On this occasion, we invited the participants to suggest, in writing, what topics they would like me to explore. Of course, I didn’t expect them all to converge on the same theme, and nor did they: this one wanted a hand in devising short stories, that one in structuring a memoir, another wanted to know how to incorporate conflict into every scene, and so on.

So rather like the diligent parent who, having invited a child to name three objects, then proceeds to weave a story that features each of those nominated items, I set out to think about how to incorporate in some organic way all the topics that the Stow crew had submitted.

Conflict lies at the heart of all stories, whatever the genre you’re working in. Conversations about conflict would be useful to short story writers. It would be useful to the participant who, having published three sci-fi/fantasy novels, is in search of inspiration for his next project.

But what about our memoirist? Surely, since memoirs consist of the recounting of events and incidents that really happened, conflict can’t be said to be a guiding principle, right?

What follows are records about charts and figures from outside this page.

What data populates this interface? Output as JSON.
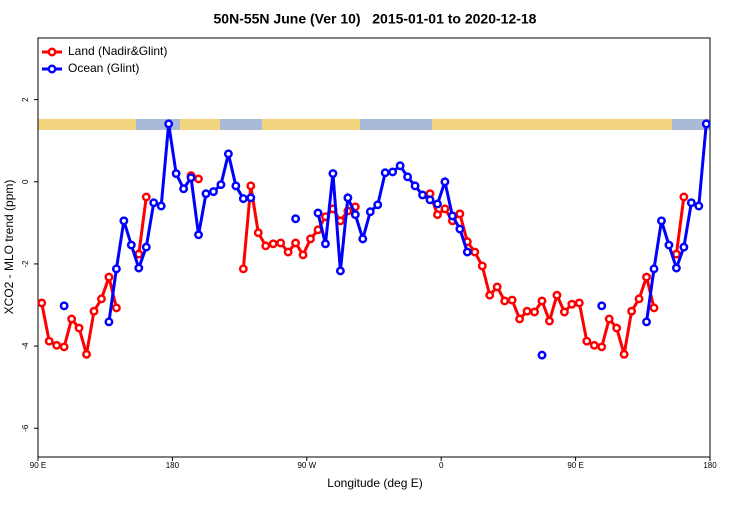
{
  "chart_data": {
    "type": "line",
    "title": "50N-55N June (Ver 10)   2015-01-01 to 2020-12-18",
    "xlabel": "Longitude (deg E)",
    "ylabel": "XCO2 - MLO trend (ppm)",
    "x": [
      92.5,
      97.5,
      102.5,
      107.5,
      112.5,
      117.5,
      122.5,
      127.5,
      132.5,
      137.5,
      142.5,
      147.5,
      152.5,
      157.5,
      162.5,
      167.5,
      172.5,
      177.5,
      182.5,
      187.5,
      192.5,
      197.5,
      202.5,
      207.5,
      212.5,
      217.5,
      222.5,
      227.5,
      232.5,
      237.5,
      242.5,
      247.5,
      252.5,
      257.5,
      262.5,
      267.5,
      272.5,
      277.5,
      282.5,
      287.5,
      292.5,
      297.5,
      302.5,
      307.5,
      312.5,
      317.5,
      322.5,
      327.5,
      332.5,
      337.5,
      342.5,
      347.5,
      352.5,
      357.5,
      362.5,
      367.5,
      372.5,
      377.5,
      382.5,
      387.5,
      392.5,
      397.5,
      402.5,
      407.5,
      412.5,
      417.5,
      422.5,
      427.5,
      432.5,
      437.5,
      442.5,
      447.5,
      452.5,
      457.5,
      462.5,
      467.5,
      472.5,
      477.5,
      482.5,
      487.5,
      492.5,
      497.5,
      502.5,
      507.5,
      512.5,
      517.5,
      522.5,
      527.5,
      532.5,
      537.5
    ],
    "series": [
      {
        "name": "Land (Nadir&Glint)",
        "color": "#ff0000",
        "values": [
          -2.95,
          -3.88,
          -3.98,
          -4.02,
          -3.34,
          -3.56,
          -4.2,
          -3.15,
          -2.85,
          -2.32,
          -3.07,
          null,
          null,
          -1.76,
          -0.37,
          null,
          null,
          null,
          null,
          null,
          0.15,
          0.07,
          null,
          null,
          null,
          null,
          null,
          -2.12,
          -0.1,
          -1.24,
          -1.56,
          -1.51,
          -1.49,
          -1.71,
          -1.49,
          -1.78,
          -1.39,
          -1.17,
          -0.85,
          -0.66,
          -0.95,
          -0.71,
          -0.61,
          null,
          null,
          null,
          null,
          null,
          null,
          null,
          null,
          null,
          -0.29,
          -0.8,
          -0.66,
          -0.95,
          -0.78,
          -1.46,
          -1.71,
          -2.05,
          -2.76,
          -2.56,
          -2.9,
          -2.88,
          -3.34,
          -3.15,
          -3.17,
          -2.9,
          -3.39,
          -2.76,
          -3.17,
          -2.98,
          -2.95,
          -3.88,
          -3.98,
          -4.02,
          -3.34,
          -3.56,
          -4.2,
          -3.15,
          -2.85,
          -2.32,
          -3.07,
          null,
          null,
          -1.76,
          -0.37,
          null,
          null,
          null
        ]
      },
      {
        "name": "Ocean (Glint)",
        "color": "#0000ff",
        "values": [
          null,
          null,
          null,
          -3.02,
          null,
          null,
          null,
          null,
          null,
          -3.41,
          -2.12,
          -0.95,
          -1.54,
          -2.1,
          -1.59,
          -0.51,
          -0.59,
          1.41,
          0.2,
          -0.17,
          0.1,
          -1.29,
          -0.29,
          -0.24,
          -0.07,
          0.68,
          -0.1,
          -0.41,
          -0.39,
          null,
          null,
          null,
          null,
          null,
          -0.9,
          null,
          null,
          -0.76,
          -1.51,
          0.2,
          -2.17,
          -0.39,
          -0.8,
          -1.39,
          -0.73,
          -0.56,
          0.22,
          0.24,
          0.39,
          0.12,
          -0.1,
          -0.32,
          -0.44,
          -0.54,
          0.0,
          -0.83,
          -1.15,
          -1.71,
          null,
          null,
          null,
          null,
          null,
          null,
          null,
          null,
          null,
          -4.22,
          null,
          null,
          null,
          null,
          null,
          null,
          null,
          -3.02,
          null,
          null,
          null,
          null,
          null,
          -3.41,
          -2.12,
          -0.95,
          -1.54,
          -2.1,
          -1.59,
          -0.51,
          -0.59,
          1.41
        ]
      }
    ],
    "xlim": [
      90,
      540
    ],
    "xticks": [
      {
        "value": 90,
        "label": "90 E"
      },
      {
        "value": 180,
        "label": "180"
      },
      {
        "value": 270,
        "label": "90 W"
      },
      {
        "value": 360,
        "label": "0"
      },
      {
        "value": 450,
        "label": "90 E"
      },
      {
        "value": 540,
        "label": "180"
      }
    ],
    "ylim": [
      -6.7,
      3.5
    ],
    "yticks": [
      -6,
      -4,
      -2,
      0,
      2
    ],
    "grid": false,
    "legend": "top-left"
  }
}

That, I have to confess immediately, was a trick question. Because although a memoir is, indeed, a true story, it must still, of course, engage the interest of the reader, and this can only be done by identifying the arc the memoirist traced, say, from being an enthusiastic amateur, to becoming an award-winning endurance rider (like one of our participants).

You follow that narrative thread by choosing, from all the available events and incidents, those few that tell the story. Invariably, your choice is guided by the struggle the memoirist had in reaching her goals. Struggle implies conflict. So, voila, even the most truthful memoir is driven, like any fiction, by literary conflict.

I could conclude, then, that conflict is a good theme, but it isn’t sufficient to meet the needs of all the participants.

So I let my thoughts wander. What is literary conflict, after all? It can be described, very simply, as a device used by writers to pit two or more opposing forces against each other in a struggle for dominance. Those opposing forces always involve people. If your story features a lone protagonist, for example, your narrative will trace his struggle to get what he wants. He will be opposed in this mission by any number of antagonists. Some will be internal: self-doubt, a failure of nerve, rank cowardice, etc. Others will be external: Grendel, Fagin, Smaug, Mr Hyde, a white whale, a Great White, the National Institute of Mental Health*.

So it seemed to me that a discussion of conflict could not be useful without a discussion of character.

And then, because I’m a sucker for alliteration, my mind immediately sorted through possibilities of a theme or subject beginning with the letter “C”.

Climax.

Conflict, character and climax. That could be the sub-title of a best-seller, couldn’t it?

Ah, but do I hear a snigger amongst the throng?

Hear me out. I think that the silken threads that bind those three ideas together are in fact unbreakable. Because, it’s in the climax of any story that the conflict is resolved, and the protagonist released from the burdens of his quest. It’s the knot that ties all those threads together. It’s the end of the character arc. It’s where the rainbow meets the pot of gold.

And it marks the end of this disquisition.

Happy writing,

Richard

P.S. I’d love to know your thoughts on satisfying endings: do you prefer Hollywood endings, or endings that reflect more accurately the partial and compromised conclusions to stories that we experience in real life?

P.P.S. We’re thinking about running another Stow writing weekend from 6 to 8 September. If you’re in the UK and free that weekend, please let me or Trish know. If that doesn’t suit you, Jo-Anne will be in Barrydale in the Karoo with Joanne Hichens for a memoir weekend and general writing retreat in August,  and of course we’ll be in Venice in October.

*    The antagonists, respectively, of Beowulf in the eponymous epic poem;  Oliver Twist in the eponymous novel; Bilbo, in The Hobbit; Dr Jekyll in Dr Jekyll and Mr Hyde; Captain Ahab in Moby Dick; Chief Brody in Jaws; and Mrs Frisby in the wonderful Mrs Frisby and the Rats of NIMH by Robert C. O’Brien.